I believe that this issue was resolved in the June 1995 POSIX RE
experts meeting in Toronto which I chaired. I have enclose the
minutes below.
Looking over the minutes, I saw nothing that actually addresses this
issue. Can you be more specific? It looks to me like the experts
meeting didn't address the RE-ASSOC issue at all.
You gave two explanations. The first was:
Once the longest leftmost match of the complete string is found,
"weeknights",
which could be matched by or
wee knights
week night s
The longest leftmost match of the leftmost parenthesised group is
matched. This, the result is
week night s
That could mean either that, for the purpose determining the meaning
of "subpattern" in E.2.8.2., concatenation is considered to be right
associative, or it could mean that "subpattern" always means (only)
parenthesised subexpressions, or it could mean something more
complicated and even less obviously related to the language of the
spec.
For reasons previously mentioned in this thread, I am certain that
"subpattern" is best explained by a _left-associative_ interpretation
of concatenation and, in general, by the grammar.

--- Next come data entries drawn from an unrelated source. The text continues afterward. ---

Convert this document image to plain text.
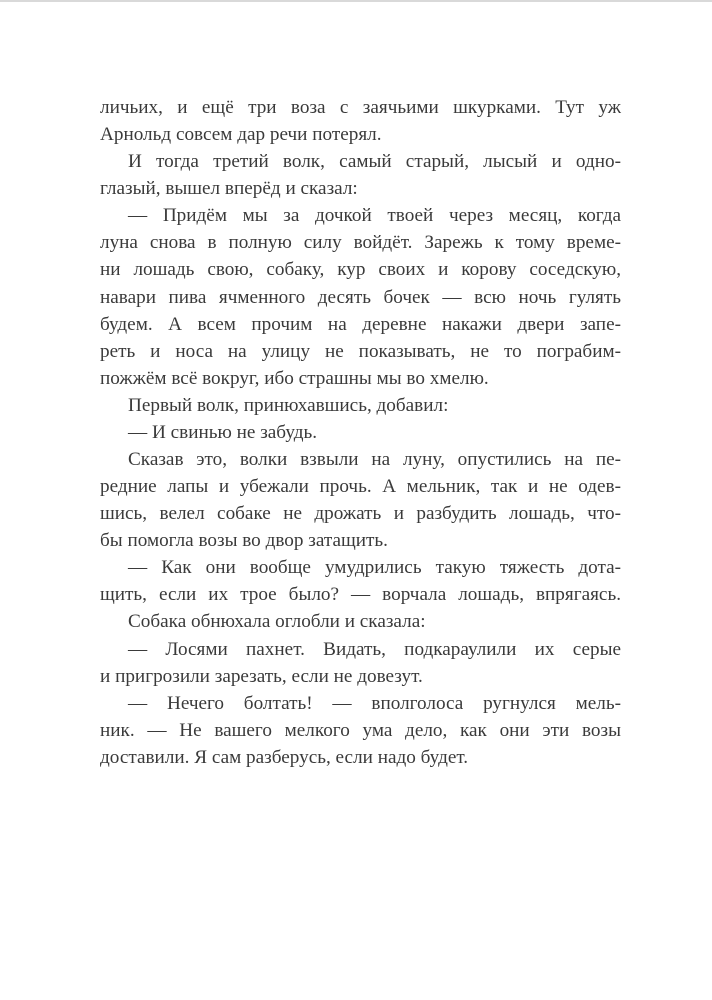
личьих, и ещё три воза с заячьими шкурками. Тут уж
Арнольд совсем дар речи потерял.
И тогда третий волк, самый старый, лысый и одно-
глазый, вышел вперёд и сказал:
— Придём мы за дочкой твоей через месяц, когда
луна снова в полную силу войдёт. Зарежь к тому време-
ни лошадь свою, собаку, кур своих и корову соседскую,
навари пива ячменного десять бочек — всю ночь гулять
будем. А всем прочим на деревне накажи двери запе-
реть и носа на улицу не показывать, не то пограбим-
пожжём всё вокруг, ибо страшны мы во хмелю.
Первый волк, принюхавшись, добавил:
— И свинью не забудь.
Сказав это, волки взвыли на луну, опустились на пе-
редние лапы и убежали прочь. А мельник, так и не одев-
шись, велел собаке не дрожать и разбудить лошадь, что-
бы помогла возы во двор затащить.
— Как они вообще умудрились такую тяжесть дота-
щить, если их трое было? — ворчала лошадь, впрягаясь.
Собака обнюхала оглобли и сказала:
— Лосями пахнет. Видать, подкараулили их серые
и пригрозили зарезать, если не довезут.
— Нечего болтать! — вполголоса ругнулся мель-
ник. — Не вашего мелкого ума дело, как они эти возы
доставили. Я сам разберусь, если надо будет.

Thus, the
match should be:
wee knights
Interestingly, the grammar-oriented interpretation makes the added
language about nested subexpressions redundant, though perhaps
(indirectly) clarifying.
For other reasons previously mentioned in this thread, I think the
right-associative interpretation is undesirable.
The "parenthesised expressions only" interpretation is, in my
experience, a bad idea -- not only is it harder to implement, but it
confuses users when adding apparently innocent parentheses to an
expression leads to a different matching behavior.
Other more complicated interpretations of "subpattern" are
interesting, but I don't think they have anything to do with the spec.
You also said:
Notice that nested subexpressions are to be considered to the
right of the expression that it nests.
I'm not sure why you mention that.
The conclusions the committee reached regarding repeated nullable
expressions create some new problems with regard to finding the
longest overall match -- but we can get to those in a chat about
the RE-ITERATE question.
-t
|